No annotations are provided, so the description carries the full burden of behavioral disclosure. It states it 'Get triggers' and returns 'JSON formatted list of triggers,' which implies a read-only operation, but doesn't cover critical aspects like authentication needs, rate limits, error handling, or pagination behavior. For a tool with 8 parameters and no annotations, this is insufficient.

Agents need to know what a tool does to the world before calling it. Descriptions should go beyond structured annotations to explain consequences.

Conciseness4/5

Is the description appropriately sized, front-loaded, and free of redundancy?

The description is well-structured and concise, with a clear purpose statement followed by parameter and return sections. Every sentence serves a purpose, though the parameter list is brief and could be more informative. It's front-loaded and avoids unnecessary details, making it efficient.

Shorter descriptions cost fewer tokens and are easier for agents to parse. Every sentence should earn its place.

Completeness2/5

Given the tool's complexity, does the description cover enough for an agent to succeed on first attempt?

Given the complexity (8 parameters, no annotations, no output schema), the description is incomplete. It covers the basic purpose and lists parameters but lacks usage guidelines, behavioral details, and output specifics. For a data retrieval tool in a system like Zabbix, more context on filtering logic and result handling is needed.

Complex tools with many parameters or behaviors need more documentation. Simple tools need less. This dimension scales expectations accordingly.

Parameters3/5

Does the description clarify parameter syntax, constraints, interactions, or defaults beyond what the schema provides?

The description lists all 8 parameters with brief labels, adding minimal semantics beyond the schema's titles. Since schema description coverage is 0%, the description compensates slightly by naming parameters, but it doesn't explain their purposes, formats, or interactions (e.g., how 'filter' differs from 'search'). This meets the baseline for partial compensation but lacks depth.

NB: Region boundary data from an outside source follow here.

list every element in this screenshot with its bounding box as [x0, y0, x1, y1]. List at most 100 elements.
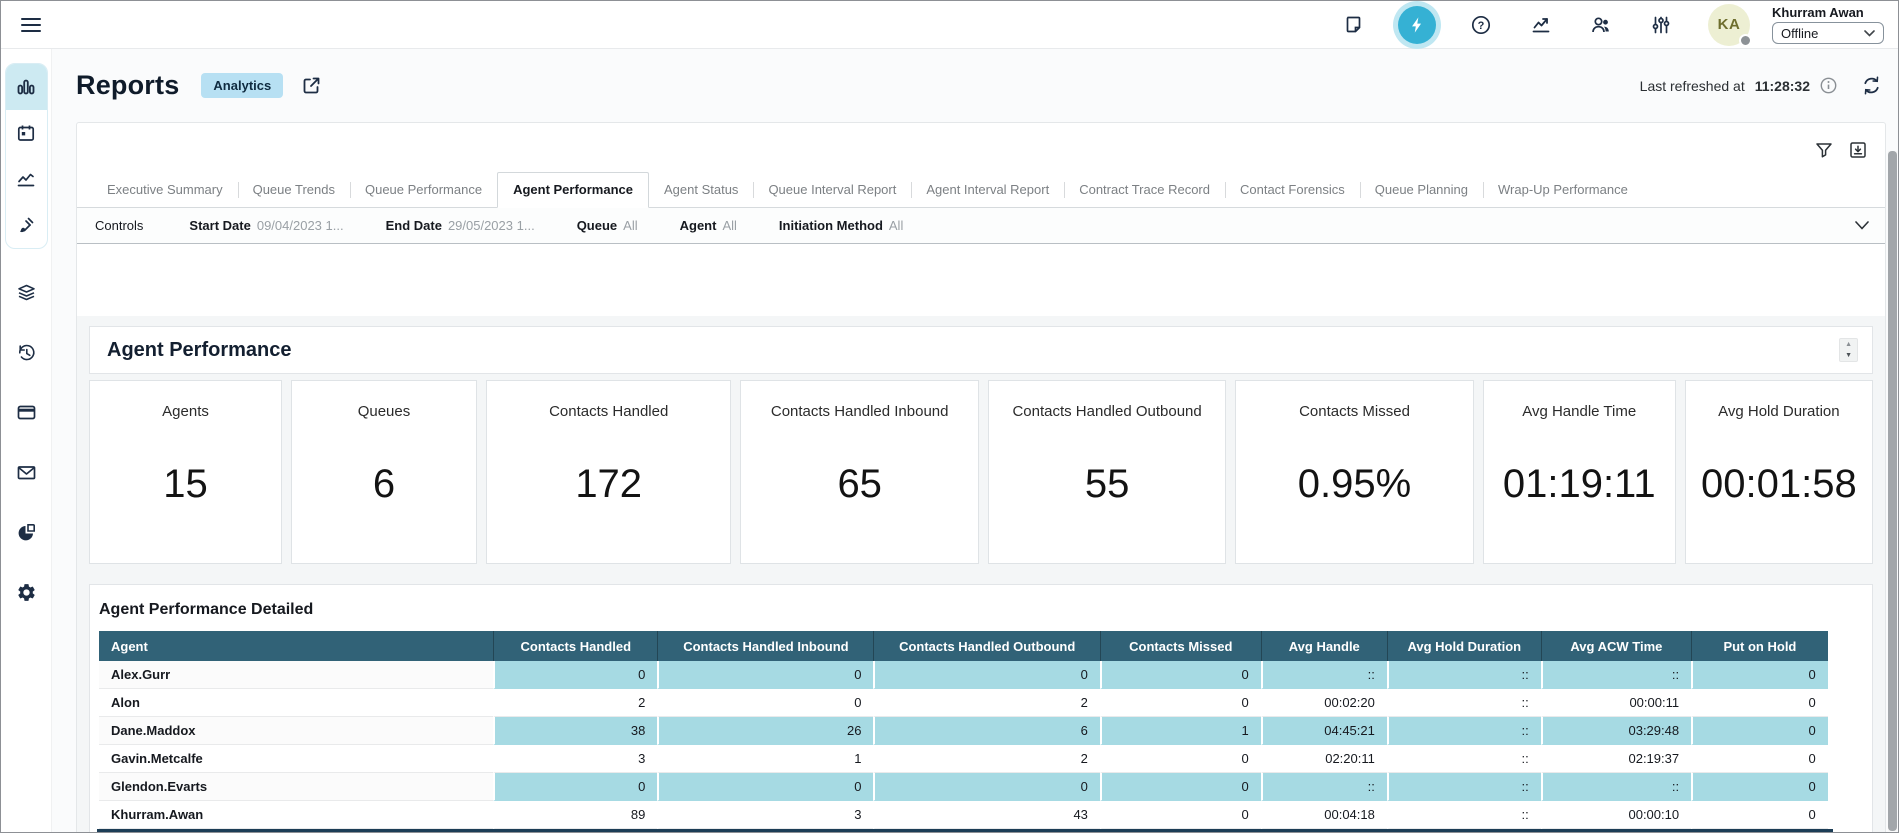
tab-queue-planning[interactable]: Queue Planning: [1359, 173, 1483, 207]
tab-wrap-up-performance[interactable]: Wrap-Up Performance: [1483, 173, 1643, 207]
filter-value: All: [888, 218, 904, 233]
kpi-label: Contacts Handled Outbound: [1012, 403, 1202, 420]
value-cell: 0: [1099, 745, 1261, 773]
value-cell: 0: [493, 773, 658, 801]
value-cell: 02:19:37: [1540, 745, 1692, 773]
kpi-label: Contacts Missed: [1299, 403, 1410, 420]
status-value: Offline: [1781, 25, 1819, 41]
column-header-contacts-handled-outbound[interactable]: Contacts Handled Outbound: [873, 631, 1100, 661]
reports-card: Executive Summary Queue Trends Queue Perfo…: [76, 122, 1886, 832]
sidebar-item-browser[interactable]: [5, 391, 48, 434]
value-cell: 04:45:21: [1260, 717, 1387, 745]
lightning-icon[interactable]: [1398, 5, 1436, 44]
sidebar-item-layers[interactable]: [5, 271, 48, 314]
filter-value: All: [623, 218, 638, 233]
value-cell: ::: [1386, 801, 1541, 829]
value-cell: 1: [657, 745, 874, 773]
column-header-avg-hold-duration[interactable]: Avg Hold Duration: [1386, 631, 1541, 661]
value-cell: ::: [1386, 661, 1541, 689]
download-icon[interactable]: [1849, 141, 1867, 159]
sliders-icon[interactable]: [1642, 6, 1680, 44]
vertical-scrollbar[interactable]: [1888, 151, 1897, 831]
value-cell: 02:20:11: [1260, 745, 1387, 773]
column-header-contacts-handled[interactable]: Contacts Handled: [493, 631, 658, 661]
table-row: Dane.Maddox 38 26 6 1 04:45:21:: 03:29:48 0: [99, 717, 1828, 745]
agent-name-cell: Gavin.Metcalfe: [99, 745, 494, 773]
sidebar-item-settings[interactable]: [5, 571, 48, 614]
table-bottom-edge: [97, 829, 1833, 832]
column-header-contacts-missed[interactable]: Contacts Missed: [1099, 631, 1261, 661]
agent-name-cell: Alex.Gurr: [99, 661, 494, 689]
sidebar-item-designer[interactable]: [6, 202, 47, 248]
filter-value: 29/05/2023 1...: [447, 218, 535, 233]
kpi-label: Agents: [162, 403, 209, 420]
kpi-label: Queues: [357, 403, 411, 420]
page-header: Reports Analytics Last refreshed at 11:2…: [52, 49, 1898, 122]
help-icon[interactable]: ?: [1462, 6, 1500, 44]
value-cell: 2: [493, 689, 658, 717]
svg-text:?: ?: [1478, 20, 1485, 32]
tab-queue-performance[interactable]: Queue Performance: [349, 173, 497, 207]
sidebar: [1, 49, 52, 832]
column-header-put-on-hold[interactable]: Put on Hold: [1691, 631, 1828, 661]
kpi-label: Contacts Handled Inbound: [770, 403, 949, 420]
filter-icon[interactable]: [1815, 141, 1833, 159]
column-header-agent[interactable]: Agent: [99, 631, 494, 661]
value-cell: 0: [1691, 689, 1828, 717]
status-select[interactable]: Offline: [1772, 22, 1884, 44]
stepper-down-icon[interactable]: ▼: [1840, 350, 1857, 361]
sidebar-item-calendar[interactable]: [6, 110, 47, 156]
controls-collapse-icon[interactable]: [1855, 221, 1869, 230]
column-header-avg-handle[interactable]: Avg Handle: [1260, 631, 1387, 661]
tab-contract-trace-record[interactable]: Contract Trace Record: [1064, 173, 1225, 207]
last-refreshed-label: Last refreshed at: [1639, 77, 1745, 94]
value-cell: 00:00:10: [1540, 801, 1692, 829]
sidebar-item-history[interactable]: [5, 331, 48, 374]
tab-agent-status[interactable]: Agent Status: [663, 182, 739, 197]
kpi-label: Contacts Handled: [549, 403, 669, 420]
value-cell: ::: [1260, 773, 1387, 801]
filter-label: Agent: [679, 218, 717, 233]
filter-queue[interactable]: Queue All: [577, 218, 638, 233]
table-title: Agent Performance Detailed: [99, 601, 314, 618]
kpi-card-avg-handle-time: Avg Handle Time 01:19:11: [1482, 380, 1676, 564]
tab-queue-trends[interactable]: Queue Trends: [237, 173, 350, 207]
sidebar-item-metrics[interactable]: [6, 156, 47, 202]
filter-end-date[interactable]: End Date 29/05/2023 1...: [386, 218, 535, 233]
column-header-avg-acw-time[interactable]: Avg ACW Time: [1540, 631, 1692, 661]
column-header-contacts-handled-inbound[interactable]: Contacts Handled Inbound: [657, 631, 874, 661]
kpi-card-contacts-handled: Contacts Handled 172: [485, 380, 732, 564]
kpi-value: 172: [575, 462, 643, 506]
stepper-up-icon[interactable]: ▲: [1840, 339, 1857, 350]
value-cell: ::: [1386, 773, 1541, 801]
avatar[interactable]: KA: [1708, 3, 1752, 47]
external-link-icon[interactable]: [301, 75, 322, 96]
tab-executive-summary[interactable]: Executive Summary: [107, 182, 223, 197]
sidebar-item-reports[interactable]: [5, 64, 47, 110]
sidebar-item-pie-reports[interactable]: [5, 511, 48, 554]
metrics-icon[interactable]: [1522, 6, 1560, 44]
tab-contact-forensics[interactable]: Contact Forensics: [1224, 173, 1360, 207]
kpi-value: 65: [837, 462, 882, 506]
refresh-icon[interactable]: [1861, 75, 1882, 96]
tab-queue-interval-report[interactable]: Queue Interval Report: [753, 173, 911, 207]
kpi-value: 55: [1084, 462, 1130, 506]
section-title: Agent Performance: [107, 338, 292, 361]
sidebar-item-mail[interactable]: [5, 451, 48, 494]
filter-value: 09/04/2023 1...: [256, 218, 344, 233]
value-cell: 2: [873, 689, 1100, 717]
note-icon[interactable]: [1334, 6, 1372, 44]
menu-icon[interactable]: [15, 9, 47, 41]
filter-agent[interactable]: Agent All: [680, 218, 737, 233]
sidebar-lower: [5, 271, 48, 614]
agent-performance-table: Agent Contacts Handled Contacts Handled In…: [99, 631, 1828, 832]
kpi-value: 0.95%: [1297, 462, 1412, 506]
info-icon[interactable]: [1820, 77, 1837, 94]
tab-agent-interval-report[interactable]: Agent Interval Report: [911, 173, 1064, 207]
filter-initiation-method[interactable]: Initiation Method All: [779, 218, 903, 233]
users-icon[interactable]: [1582, 6, 1620, 44]
filter-start-date[interactable]: Start Date 09/04/2023 1...: [189, 218, 343, 233]
kpi-card-contacts-handled-inbound: Contacts Handled Inbound 65: [740, 380, 979, 564]
last-refreshed-time: 11:28:32: [1754, 77, 1810, 94]
tab-agent-performance[interactable]: Agent Performance: [497, 172, 649, 208]
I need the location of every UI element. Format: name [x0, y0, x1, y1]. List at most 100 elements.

Input schemas describe structure but not intent. Descriptions should explain non-obvious parameter relationships and valid value ranges.

Purpose4/5

Does the description clearly state what the tool does and how it differs from similar tools?

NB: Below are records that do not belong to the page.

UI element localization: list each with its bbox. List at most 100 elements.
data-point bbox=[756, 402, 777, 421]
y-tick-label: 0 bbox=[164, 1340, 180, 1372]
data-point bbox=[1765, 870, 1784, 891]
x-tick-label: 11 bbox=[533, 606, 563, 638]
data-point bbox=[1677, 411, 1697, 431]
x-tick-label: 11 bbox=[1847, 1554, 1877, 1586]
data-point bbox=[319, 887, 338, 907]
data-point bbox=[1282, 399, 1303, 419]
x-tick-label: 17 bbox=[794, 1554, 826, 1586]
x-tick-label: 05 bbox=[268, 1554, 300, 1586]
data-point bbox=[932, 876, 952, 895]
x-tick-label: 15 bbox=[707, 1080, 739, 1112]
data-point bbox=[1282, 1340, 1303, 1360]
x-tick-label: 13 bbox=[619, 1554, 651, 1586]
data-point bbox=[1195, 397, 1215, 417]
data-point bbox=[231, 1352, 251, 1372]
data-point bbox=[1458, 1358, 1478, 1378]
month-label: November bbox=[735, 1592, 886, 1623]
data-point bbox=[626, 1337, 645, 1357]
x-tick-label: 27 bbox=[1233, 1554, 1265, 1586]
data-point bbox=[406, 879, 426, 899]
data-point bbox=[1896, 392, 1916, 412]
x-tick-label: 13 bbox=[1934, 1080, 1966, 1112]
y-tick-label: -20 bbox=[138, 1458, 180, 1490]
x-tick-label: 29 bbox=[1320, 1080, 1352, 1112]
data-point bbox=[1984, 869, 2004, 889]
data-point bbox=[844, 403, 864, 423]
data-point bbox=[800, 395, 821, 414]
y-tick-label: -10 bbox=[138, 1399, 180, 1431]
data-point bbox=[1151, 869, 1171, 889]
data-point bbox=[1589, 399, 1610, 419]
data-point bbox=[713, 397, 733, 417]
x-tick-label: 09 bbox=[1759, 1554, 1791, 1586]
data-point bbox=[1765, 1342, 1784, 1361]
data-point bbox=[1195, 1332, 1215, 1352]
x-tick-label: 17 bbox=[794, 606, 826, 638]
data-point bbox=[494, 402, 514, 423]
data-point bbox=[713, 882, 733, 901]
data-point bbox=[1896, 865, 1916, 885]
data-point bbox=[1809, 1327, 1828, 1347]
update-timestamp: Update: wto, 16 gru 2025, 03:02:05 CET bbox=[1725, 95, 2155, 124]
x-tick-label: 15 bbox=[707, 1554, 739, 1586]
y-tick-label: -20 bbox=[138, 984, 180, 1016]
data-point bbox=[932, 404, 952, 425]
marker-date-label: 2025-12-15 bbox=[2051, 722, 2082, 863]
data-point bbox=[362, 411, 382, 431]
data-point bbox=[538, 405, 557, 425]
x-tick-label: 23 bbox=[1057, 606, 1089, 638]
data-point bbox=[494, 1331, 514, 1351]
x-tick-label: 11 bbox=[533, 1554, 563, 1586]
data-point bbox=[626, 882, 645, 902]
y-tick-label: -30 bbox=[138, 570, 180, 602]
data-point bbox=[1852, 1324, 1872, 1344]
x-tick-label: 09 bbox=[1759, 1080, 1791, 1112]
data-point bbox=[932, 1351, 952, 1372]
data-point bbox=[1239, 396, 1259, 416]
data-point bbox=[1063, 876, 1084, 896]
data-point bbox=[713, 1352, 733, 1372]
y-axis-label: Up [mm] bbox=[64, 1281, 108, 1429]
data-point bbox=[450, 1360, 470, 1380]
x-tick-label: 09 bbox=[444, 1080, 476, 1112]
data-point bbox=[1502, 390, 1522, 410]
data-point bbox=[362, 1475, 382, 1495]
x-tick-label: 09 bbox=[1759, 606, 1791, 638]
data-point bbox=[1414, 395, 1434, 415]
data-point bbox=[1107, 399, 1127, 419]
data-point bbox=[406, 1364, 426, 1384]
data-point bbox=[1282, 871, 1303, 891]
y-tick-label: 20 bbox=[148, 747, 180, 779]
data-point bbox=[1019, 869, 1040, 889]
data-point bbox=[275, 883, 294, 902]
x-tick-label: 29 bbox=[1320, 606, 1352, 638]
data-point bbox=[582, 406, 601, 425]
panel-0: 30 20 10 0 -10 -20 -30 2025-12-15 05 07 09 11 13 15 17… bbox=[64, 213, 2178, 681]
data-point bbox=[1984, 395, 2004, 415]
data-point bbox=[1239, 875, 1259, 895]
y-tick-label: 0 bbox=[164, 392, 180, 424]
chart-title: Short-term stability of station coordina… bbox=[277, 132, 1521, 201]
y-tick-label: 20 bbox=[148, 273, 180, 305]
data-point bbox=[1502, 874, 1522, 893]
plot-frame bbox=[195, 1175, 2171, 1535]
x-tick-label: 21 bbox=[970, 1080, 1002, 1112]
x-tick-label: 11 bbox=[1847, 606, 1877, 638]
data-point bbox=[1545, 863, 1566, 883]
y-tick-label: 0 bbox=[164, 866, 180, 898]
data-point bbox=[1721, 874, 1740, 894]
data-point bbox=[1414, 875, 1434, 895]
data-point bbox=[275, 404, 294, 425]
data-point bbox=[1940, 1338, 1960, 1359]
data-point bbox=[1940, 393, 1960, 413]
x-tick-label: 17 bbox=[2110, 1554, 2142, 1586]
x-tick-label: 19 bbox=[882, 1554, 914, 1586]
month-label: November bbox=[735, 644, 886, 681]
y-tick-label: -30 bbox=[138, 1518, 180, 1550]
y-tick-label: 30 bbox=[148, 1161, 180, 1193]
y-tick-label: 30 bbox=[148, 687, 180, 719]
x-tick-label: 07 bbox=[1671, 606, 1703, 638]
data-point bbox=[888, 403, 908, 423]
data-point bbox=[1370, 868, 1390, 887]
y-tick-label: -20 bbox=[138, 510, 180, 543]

The description clearly states the tool's purpose: 'Get triggers from Zabbix with optional filtering.' This specifies the verb ('Get'), resource ('triggers'), and system ('Zabbix'), making the function unambiguous. However, it doesn't explicitly differentiate from sibling tools like 'trigger_create' or 'trigger_update' beyond the 'Get' verb, which is why it doesn't reach a perfect score.

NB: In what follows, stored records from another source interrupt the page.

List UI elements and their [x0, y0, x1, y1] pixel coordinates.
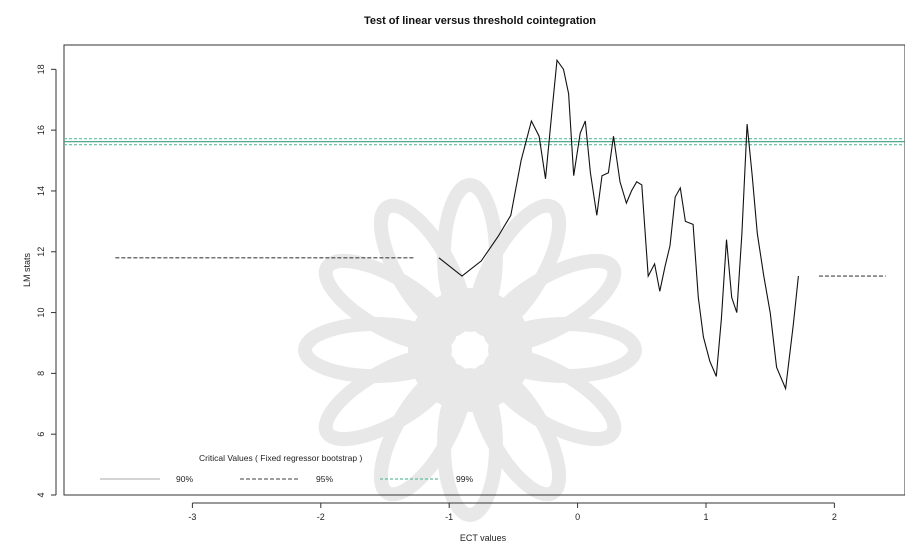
x-tick-label: 1	[703, 512, 708, 522]
watermark-petal	[373, 363, 472, 502]
lm-stats-line	[438, 58, 799, 391]
watermark-petal	[318, 348, 457, 447]
y-tick-label: 18	[36, 64, 46, 74]
y-axis: 4 6 8 10 12 14 16 18	[36, 64, 57, 498]
y-tick-label: 6	[36, 432, 46, 437]
x-axis-label: ECT values	[460, 533, 507, 543]
y-axis-label: LM stats	[22, 252, 32, 287]
plot-frame	[63, 44, 905, 496]
y-tick-label: 12	[36, 247, 46, 257]
watermark-petal	[483, 253, 622, 352]
watermark-petal	[468, 198, 567, 337]
x-tick-label: 0	[575, 512, 580, 522]
watermark-petal	[468, 363, 567, 502]
y-tick-label: 16	[36, 125, 46, 135]
watermark-petal	[437, 178, 503, 332]
watermark-petal	[437, 368, 503, 522]
legend-label: 99%	[456, 474, 473, 484]
y-tick-label: 10	[36, 308, 46, 318]
chart-title: Test of linear versus threshold cointegr…	[364, 15, 596, 27]
x-tick-label: -3	[188, 512, 196, 522]
x-tick-label: 2	[832, 512, 837, 522]
watermark-petal	[488, 317, 642, 383]
watermark-core	[408, 288, 532, 412]
y-tick-label: 14	[36, 186, 46, 196]
legend-label: 95%	[316, 474, 333, 484]
watermark-petal	[483, 348, 622, 447]
watermark-petal	[373, 198, 472, 337]
critical-value-lines	[64, 138, 905, 277]
y-tick-label: 8	[36, 371, 46, 376]
y-tick-label: 4	[36, 492, 46, 497]
series-layer	[438, 58, 799, 391]
legend: Critical Values ( Fixed regressor bootst…	[100, 453, 473, 484]
legend-title: Critical Values ( Fixed regressor bootst…	[199, 453, 362, 463]
watermark-petal	[318, 253, 457, 352]
x-tick-label: -1	[445, 512, 453, 522]
watermark-emblem	[298, 178, 642, 522]
x-axis: -3 -2 -1 0 1 2	[188, 502, 837, 522]
legend-label: 90%	[176, 474, 193, 484]
x-tick-label: -2	[317, 512, 325, 522]
watermark-petal	[298, 317, 452, 383]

Agents choose between tools based on descriptions. A clear purpose with a specific verb and resource helps agents select the right tool.

Usage Guidelines2/5

Does the description explain when to use this tool, when not to, or what alternatives exist?

The description provides no guidance on when to use this tool versus alternatives. It mentions 'optional filtering' but doesn't specify scenarios, prerequisites, or comparisons to other tools like 'problem_get' or 'event_get' for related data. This leaves the agent without context for tool selection.

Agents often have multiple tools that could apply. Explicit usage guidance like "use X instead of Y when Z" prevents misuse.